🤖 AI Summary
This work challenges the conventional dichotomy between discriminative and generative models, providing the first theoretical proof that standard discriminative models—such as CLIP—implicitly encode rich generative knowledge. To harness this, we propose Direct Ascent Synthesis (DAS), a training-free, multi-scale latent-space optimization method: it performs concurrent gradient ascent across resolution levels (1×1 to 224×224), integrating hierarchical latent inversion with natural-image 1/f² spectral priors. DAS enables zero-shot text-to-image generation and cross-domain style transfer without any model fine-tuning or adversarial training. Remarkably, it achieves image fidelity comparable to dedicated generative models while markedly suppressing artifacts and rigorously preserving human visual statistics—e.g., natural-scene spectral decay and structural coherence. By eliminating reliance on explicit generative architectures or adversarial objectives, DAS redefines the boundary between discriminative and generative modeling, demonstrating that high-fidelity synthesis can emerge directly from off-the-shelf discriminative representations.
📝 Abstract
We demonstrate that discriminative models inherently contain powerful generative capabilities, challenging the fundamental distinction between discriminative and generative architectures.
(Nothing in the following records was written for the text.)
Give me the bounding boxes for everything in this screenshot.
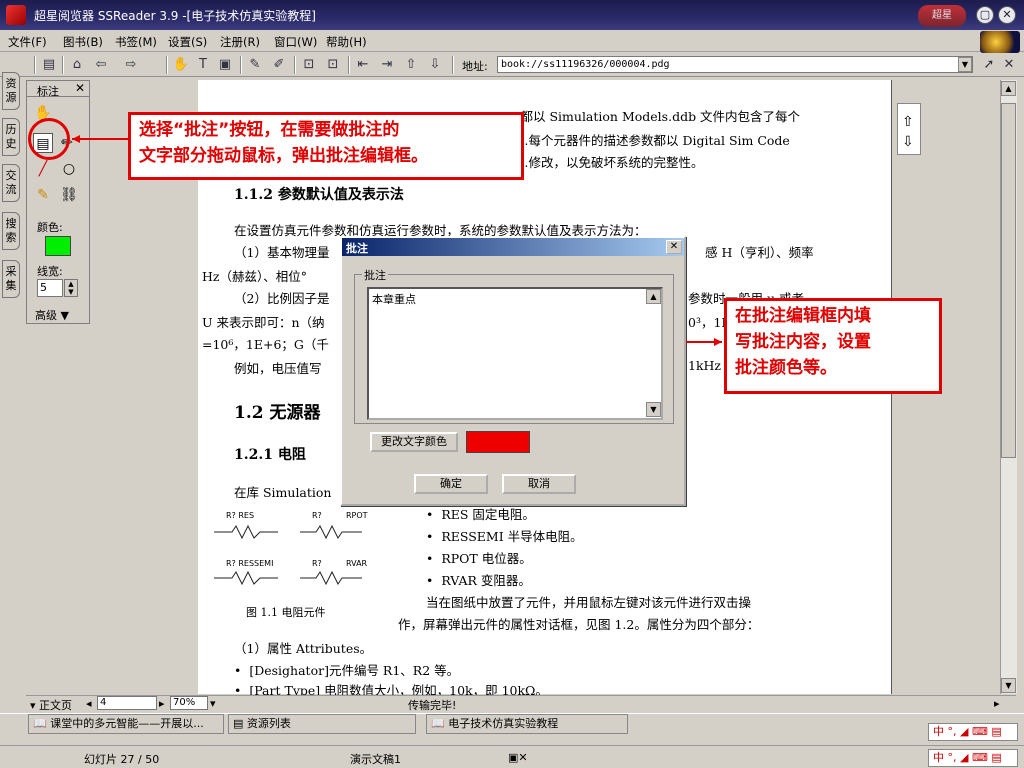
callout-left: 选择“批注”按钮，在需要做批注的 文字部分拖动鼠标，弹出批注编辑框。 [128,112,524,180]
callout-right: 在批注编辑框内填 写批注内容，设置 批注颜色等。 [724,298,942,394]
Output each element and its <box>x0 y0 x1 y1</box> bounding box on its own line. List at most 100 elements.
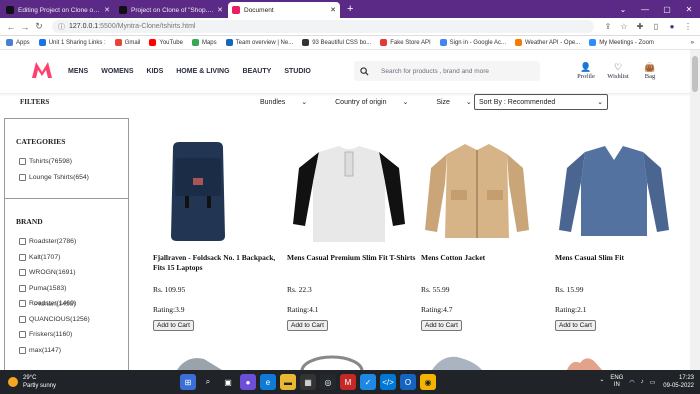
windows-start-icon[interactable]: ⊞ <box>180 374 196 390</box>
checkbox-icon[interactable] <box>19 346 26 354</box>
volume-icon[interactable]: ♪ <box>641 379 644 385</box>
product-card[interactable]: Mens Cotton Jacket Rs. 55.99 Rating:4.7 … <box>421 138 551 331</box>
product-card[interactable]: Fjallraven - Foldsack No. 1 Backpack, Fi… <box>153 138 283 331</box>
forward-icon[interactable]: → <box>18 22 32 32</box>
close-icon[interactable]: ✕ <box>217 6 223 14</box>
myntra-logo-icon[interactable] <box>30 60 54 80</box>
task-view-icon[interactable]: ▣ <box>220 374 236 390</box>
language-indicator[interactable]: ENG IN <box>610 375 623 389</box>
chevron-down-icon[interactable]: ⌄ <box>612 5 634 14</box>
store-icon[interactable]: ▦ <box>300 374 316 390</box>
add-to-cart-button[interactable]: Add to Cart <box>555 320 596 331</box>
product-image[interactable] <box>421 138 551 243</box>
checkbox-icon[interactable] <box>19 315 26 323</box>
menu-icon[interactable]: ⋮ <box>680 22 696 31</box>
mcafee-icon[interactable]: M <box>340 374 356 390</box>
product-image[interactable] <box>555 138 685 243</box>
bookmark-google[interactable]: Sign in - Google Ac... <box>439 39 506 46</box>
close-window-icon[interactable]: ✕ <box>678 5 700 14</box>
product-name[interactable]: Mens Casual Premium Slim Fit T-Shirts <box>287 253 417 283</box>
nav-womens[interactable]: WOMENS <box>101 68 133 75</box>
weather-widget[interactable]: 29°C Partly sunny <box>8 374 56 390</box>
bookmark-unit1[interactable]: Unit 1 Sharing Links : <box>38 39 106 46</box>
minimize-icon[interactable]: — <box>634 5 656 14</box>
todo-icon[interactable]: ✓ <box>360 374 376 390</box>
vscode-icon[interactable]: </> <box>380 374 396 390</box>
browser-tab-1[interactable]: Editing Project on Clone of "Myn✕ <box>2 2 114 18</box>
checkbox-brand[interactable]: Kalt(1707) <box>19 250 128 266</box>
product-image[interactable] <box>287 138 417 243</box>
checkbox-icon[interactable] <box>19 238 26 246</box>
share-icon[interactable]: ⇪ <box>600 22 616 31</box>
search-icon[interactable]: ⌕ <box>200 374 216 390</box>
product-card[interactable]: Mens Casual Premium Slim Fit T-Shirts Rs… <box>287 138 417 331</box>
add-to-cart-button[interactable]: Add to Cart <box>153 320 194 331</box>
checkbox-lounge-tshirts[interactable]: Lounge Tshirts(654) <box>19 170 128 186</box>
product-name[interactable]: Mens Casual Slim Fit <box>555 253 685 283</box>
other-bookmarks[interactable]: » <box>691 40 694 46</box>
maximize-icon[interactable]: ▢ <box>656 5 678 14</box>
edge-icon[interactable]: e <box>260 374 276 390</box>
nav-kids[interactable]: KIDS <box>147 68 164 75</box>
add-to-cart-button[interactable]: Add to Cart <box>421 320 462 331</box>
bookmark-weather[interactable]: Weather API - Ope... <box>515 39 580 46</box>
bookmark-zoom[interactable]: My Meetings - Zoom <box>589 39 654 46</box>
checkbox-brand[interactable]: Puma(1583) <box>19 281 128 297</box>
checkbox-icon[interactable] <box>19 284 26 292</box>
outlook-icon[interactable]: O <box>400 374 416 390</box>
product-image[interactable] <box>153 138 283 243</box>
checkbox-brand[interactable]: max(1147) <box>19 343 128 359</box>
checkbox-icon[interactable] <box>19 158 26 166</box>
bookmark-youtube[interactable]: YouTube <box>149 39 183 46</box>
browser-tab-active[interactable]: Document ✕ <box>228 2 340 18</box>
dropdown-bundles[interactable]: Bundles ⌄ <box>260 98 321 106</box>
bookmark-apps[interactable]: Apps <box>6 39 30 46</box>
chrome-icon[interactable]: ◉ <box>420 374 436 390</box>
bookmark-fakestore[interactable]: Fake Store API <box>380 39 431 46</box>
sidebar-icon[interactable]: ▯ <box>648 22 664 31</box>
avatar[interactable]: ● <box>664 22 680 31</box>
extensions-icon[interactable]: ✚ <box>632 22 648 31</box>
battery-icon[interactable]: ▭ <box>650 379 656 386</box>
info-icon[interactable]: ⓘ <box>58 22 65 32</box>
add-to-cart-button[interactable]: Add to Cart <box>287 320 328 331</box>
bookmark-maps[interactable]: Maps <box>191 39 217 46</box>
reload-icon[interactable]: ↻ <box>32 21 46 32</box>
file-explorer-icon[interactable]: ▬ <box>280 374 296 390</box>
sort-select[interactable]: Sort By : Recommended ⌄ <box>474 94 608 110</box>
chat-icon[interactable]: ● <box>240 374 256 390</box>
new-tab-button[interactable]: + <box>347 3 353 15</box>
nav-beauty[interactable]: BEAUTY <box>243 68 272 75</box>
clock[interactable]: 17:23 09-05-2022 <box>663 374 694 390</box>
browser-tab-2[interactable]: Project on Clone of "Shop.com"...✕ <box>115 2 227 18</box>
bookmark-team[interactable]: Team overview | Ne... <box>225 39 293 46</box>
checkbox-icon[interactable] <box>19 300 26 308</box>
product-name[interactable]: Mens Cotton Jacket <box>421 253 551 283</box>
back-icon[interactable]: ← <box>4 22 18 32</box>
checkbox-brand[interactable]: QUANCIOUS(1256) <box>19 312 128 328</box>
product-name[interactable]: Fjallraven - Foldsack No. 1 Backpack, Fi… <box>153 253 283 283</box>
checkbox-icon[interactable] <box>19 269 26 277</box>
nav-studio[interactable]: STUDIO <box>284 68 310 75</box>
checkbox-icon[interactable] <box>19 173 26 181</box>
close-icon[interactable]: ✕ <box>104 6 110 14</box>
wifi-icon[interactable]: ◠ <box>629 379 634 386</box>
url-input[interactable]: ⓘ 127.0.0.1:5500/Myntra-Clone/tshirts.ht… <box>52 20 594 33</box>
bag-button[interactable]: 👜 Bag <box>634 62 666 80</box>
chevron-up-icon[interactable]: ⌃ <box>599 379 604 386</box>
search-input[interactable]: Search for products , brand and more <box>354 61 540 81</box>
checkbox-brand[interactable]: Roadster(2786) <box>19 234 128 250</box>
checkbox-icon[interactable] <box>19 331 26 339</box>
star-icon[interactable]: ☆ <box>616 22 632 31</box>
nav-home-living[interactable]: HOME & LIVING <box>176 68 229 75</box>
checkbox-brand[interactable]: Friskers(1160) <box>19 327 128 343</box>
bookmark-css[interactable]: 93 Beautiful CSS bo... <box>302 39 371 46</box>
checkbox-tshirts[interactable]: Tshirts(76598) <box>19 154 128 170</box>
scrollbar-thumb[interactable] <box>692 56 698 92</box>
github-icon[interactable]: ◎ <box>320 374 336 390</box>
product-card[interactable]: Mens Casual Slim Fit Rs. 15.99 Rating:2.… <box>555 138 685 331</box>
profile-button[interactable]: 👤 Profile <box>570 62 602 80</box>
page-scrollbar[interactable] <box>690 50 700 370</box>
wishlist-button[interactable]: ♡ Wishlist <box>602 62 634 80</box>
dropdown-country[interactable]: Country of origin ⌄ <box>335 98 422 106</box>
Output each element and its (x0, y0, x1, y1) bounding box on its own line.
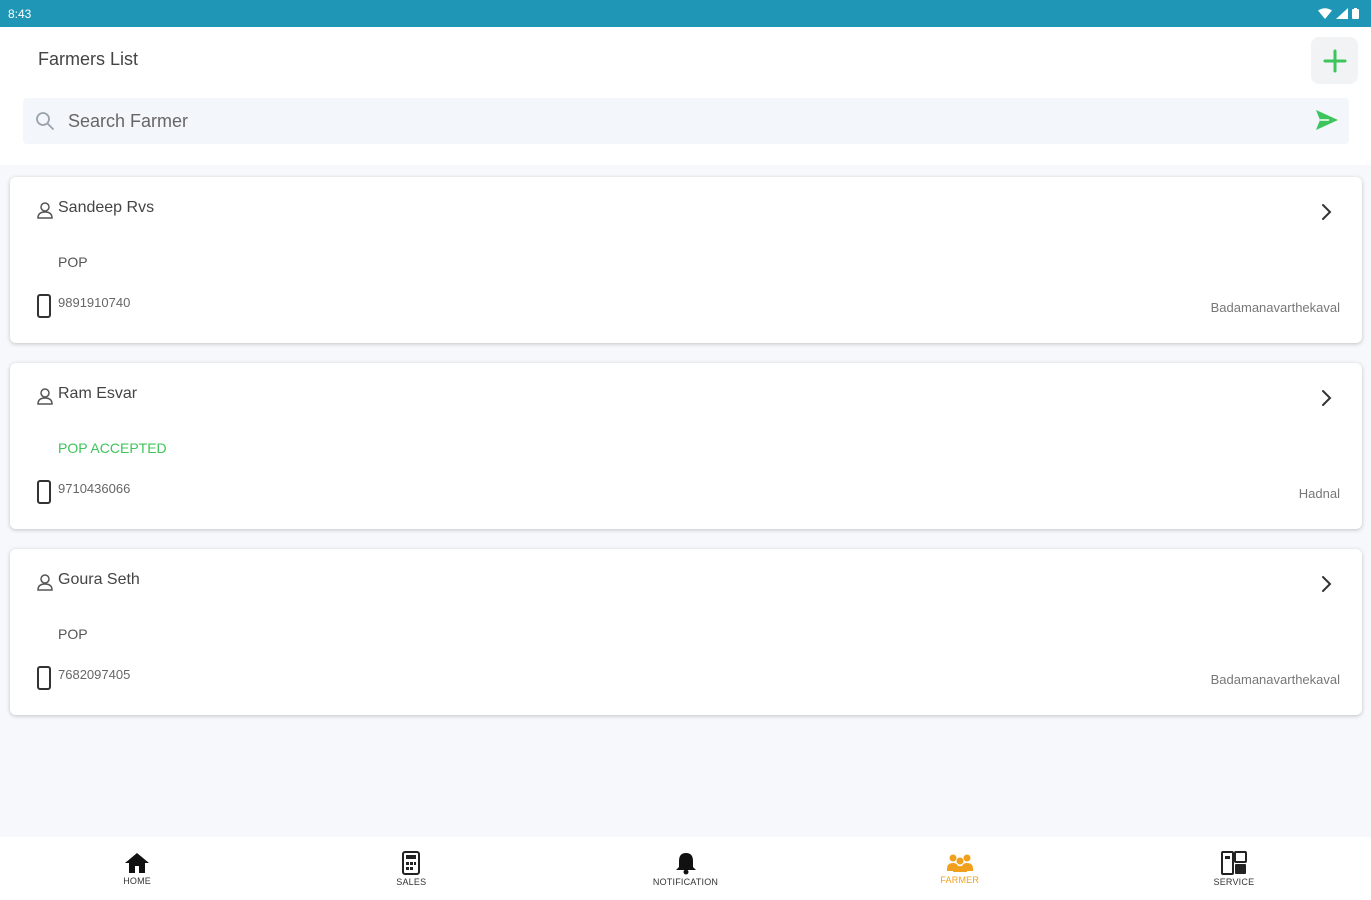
nav-label: SERVICE (1213, 876, 1255, 887)
nav-item-home[interactable]: HOME (0, 837, 274, 900)
plus-icon (1323, 49, 1346, 72)
wifi-icon (1318, 8, 1332, 19)
status-icons (1318, 8, 1359, 19)
farmer-name: Ram Esvar (58, 385, 138, 402)
service-icon (1220, 850, 1247, 875)
chevron-right-icon[interactable] (1320, 575, 1332, 593)
farmer-status: POP (58, 254, 88, 270)
person-icon (37, 574, 53, 591)
farmer-card[interactable]: Ram Esvar POP ACCEPTED 9710436066 Hadnal (10, 363, 1362, 529)
nav-label: HOME (123, 875, 151, 886)
header: Farmers List (0, 27, 1371, 165)
chevron-right-icon[interactable] (1320, 203, 1332, 221)
farmer-status: POP ACCEPTED (58, 440, 167, 456)
farmer-phone: 9710436066 (58, 481, 131, 496)
person-icon (37, 388, 53, 405)
farmer-name: Sandeep Rvs (58, 199, 155, 216)
page-title: Farmers List (38, 49, 139, 69)
search-input[interactable] (68, 98, 1298, 144)
bottom-nav: HOME SALES NOTIFICATION FARMER SERVICE (0, 837, 1371, 900)
battery-icon (1352, 8, 1359, 19)
signal-icon (1336, 8, 1348, 19)
farmer-location: Badamanavarthekaval (1210, 672, 1340, 687)
sales-icon (402, 850, 421, 875)
nav-item-notification[interactable]: NOTIFICATION (548, 837, 822, 900)
nav-item-sales[interactable]: SALES (274, 837, 548, 900)
farmer-name: Goura Seth (58, 571, 140, 588)
bell-icon (675, 852, 696, 874)
nav-item-farmer[interactable]: FARMER (823, 837, 1097, 900)
phone-icon (37, 294, 51, 318)
chevron-right-icon[interactable] (1320, 389, 1332, 407)
search-icon (36, 112, 54, 130)
farmer-phone: 9891910740 (58, 295, 131, 310)
farmer-phone: 7682097405 (58, 667, 131, 682)
home-icon (125, 852, 150, 873)
farmer-location: Badamanavarthekaval (1210, 300, 1340, 315)
send-icon[interactable] (1315, 109, 1339, 131)
phone-icon (37, 480, 51, 504)
nav-label: FARMER (940, 874, 980, 885)
farmer-card[interactable]: Sandeep Rvs POP 9891910740 Badamanavarth… (10, 177, 1362, 343)
farmer-location: Hadnal (1298, 486, 1340, 501)
nav-item-service[interactable]: SERVICE (1097, 837, 1371, 900)
search-bar (23, 98, 1349, 144)
nav-label: SALES (396, 876, 427, 887)
farmer-status: POP (58, 626, 88, 642)
add-farmer-button[interactable] (1311, 37, 1358, 84)
person-icon (37, 202, 53, 219)
farmer-icon (946, 854, 973, 872)
nav-label: NOTIFICATION (652, 876, 719, 887)
status-bar: 8:43 (0, 0, 1371, 27)
status-time: 8:43 (8, 6, 32, 21)
phone-icon (37, 666, 51, 690)
farmer-card[interactable]: Goura Seth POP 7682097405 Badamanavarthe… (10, 549, 1362, 715)
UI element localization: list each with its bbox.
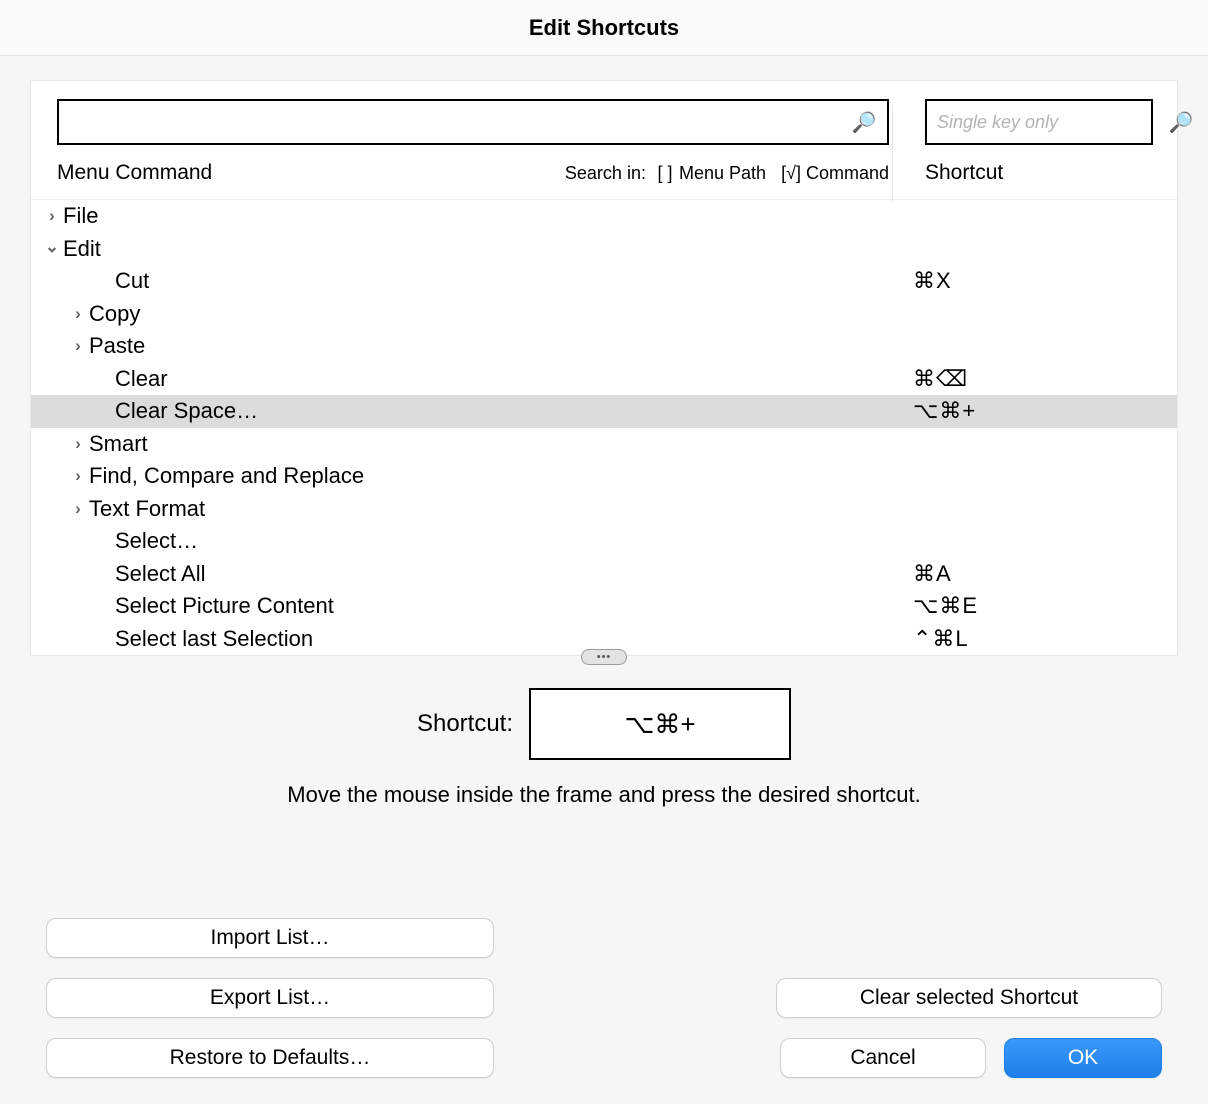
tree-row[interactable]: Cut⌘X [31,265,1177,298]
command-name: Edit [63,233,913,266]
tree-row[interactable]: Select All⌘A [31,558,1177,591]
shortcut-tree[interactable]: FileEditCut⌘XCopyPasteClear⌘⌫Clear Space… [31,199,1177,655]
search-icon: 🔍 [852,110,877,135]
export-button[interactable]: Export List… [46,978,494,1018]
tree-row[interactable]: Select Picture Content⌥⌘E [31,590,1177,623]
command-shortcut: ⌘A [913,558,1153,591]
search-in-controls: Search in: [ ] Menu Path [√] Command [565,163,889,184]
tree-row[interactable]: Smart [31,428,1177,461]
menu-search-box[interactable]: 🔍 [57,99,889,145]
tree-row[interactable]: Select… [31,525,1177,558]
command-name: Text Format [89,493,913,526]
ellipsis-icon: ••• [581,649,627,665]
command-shortcut: ⌘⌫ [913,363,1153,396]
command-name: Smart [89,428,913,461]
tree-row[interactable]: Clear Space…⌥⌘+ [31,395,1177,428]
command-name: Clear Space… [115,395,913,428]
menu-search-input[interactable] [69,101,852,143]
command-name: Select Picture Content [115,590,913,623]
menu-path-checkbox[interactable]: [ ] [656,163,674,184]
cancel-button[interactable]: Cancel [780,1038,986,1078]
command-shortcut: ⌥⌘E [913,590,1153,623]
command-label[interactable]: Command [806,163,889,183]
chevron-right-icon[interactable] [67,330,89,363]
command-shortcut: ⌥⌘+ [913,395,1153,428]
shortcuts-panel: 🔍 🔍 Menu Command Search in: [ ] Menu Pat… [30,80,1178,656]
shortcut-field-label: Shortcut: [417,710,513,738]
tree-row[interactable]: Find, Compare and Replace [31,460,1177,493]
chevron-right-icon[interactable] [67,460,89,493]
menu-path-label[interactable]: Menu Path [679,163,766,183]
command-name: Select All [115,558,913,591]
chevron-right-icon[interactable] [67,428,89,461]
command-name: Copy [89,298,913,331]
command-checkbox[interactable]: [√] [781,163,801,184]
shortcut-search-box[interactable]: 🔍 [925,99,1153,145]
menu-command-header: Menu Command [57,161,212,185]
shortcut-capture-field[interactable]: ⌥⌘+ [529,688,791,760]
chevron-right-icon[interactable] [67,298,89,331]
tree-row[interactable]: Copy [31,298,1177,331]
tree-row[interactable]: Clear⌘⌫ [31,363,1177,396]
search-icon: 🔍 [1169,110,1194,135]
resize-handle[interactable]: ••• [0,649,1208,663]
command-name: Find, Compare and Replace [89,460,913,493]
command-name: Clear [115,363,913,396]
chevron-right-icon[interactable] [67,493,89,526]
search-in-label: Search in: [565,163,646,183]
import-button[interactable]: Import List… [46,918,494,958]
chevron-right-icon[interactable] [41,200,63,233]
tree-row[interactable]: File [31,200,1177,233]
tree-row[interactable]: Edit [31,233,1177,266]
command-name: Cut [115,265,913,298]
command-name: Paste [89,330,913,363]
shortcut-search-input[interactable] [937,101,1169,143]
restore-button[interactable]: Restore to Defaults… [46,1038,494,1078]
window-title: Edit Shortcuts [0,0,1208,56]
shortcut-header: Shortcut [925,161,1003,184]
shortcut-hint: Move the mouse inside the frame and pres… [287,782,920,808]
tree-row[interactable]: Text Format [31,493,1177,526]
tree-row[interactable]: Paste [31,330,1177,363]
command-name: File [63,200,913,233]
chevron-down-icon[interactable] [41,233,63,266]
command-shortcut: ⌘X [913,265,1153,298]
clear-shortcut-button[interactable]: Clear selected Shortcut [776,978,1162,1018]
command-name: Select… [115,525,913,558]
ok-button[interactable]: OK [1004,1038,1162,1078]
Our method, Direct Ascent Synthesis (DAS), reveals these latent capabilities through multi-resolution optimization of CLIP model representations. While traditional inversion attempts produce adversarial patterns, DAS achieves high-quality image synthesis by decomposing optimization across multiple spatial scales (1x1 to 224x224), requiring no additional training. This approach not only enables diverse applications -- from text-to-image generation to style transfer -- but maintains natural image statistics ($1/f^2$ spectrum) and guides the generation away from non-robust adversarial patterns. Our results demonstrate that standard discriminative models encode substantially richer generative knowledge than previously recognized, providing new perspectives on model interpretability and the relationship between adversarial examples and natural image synthesis.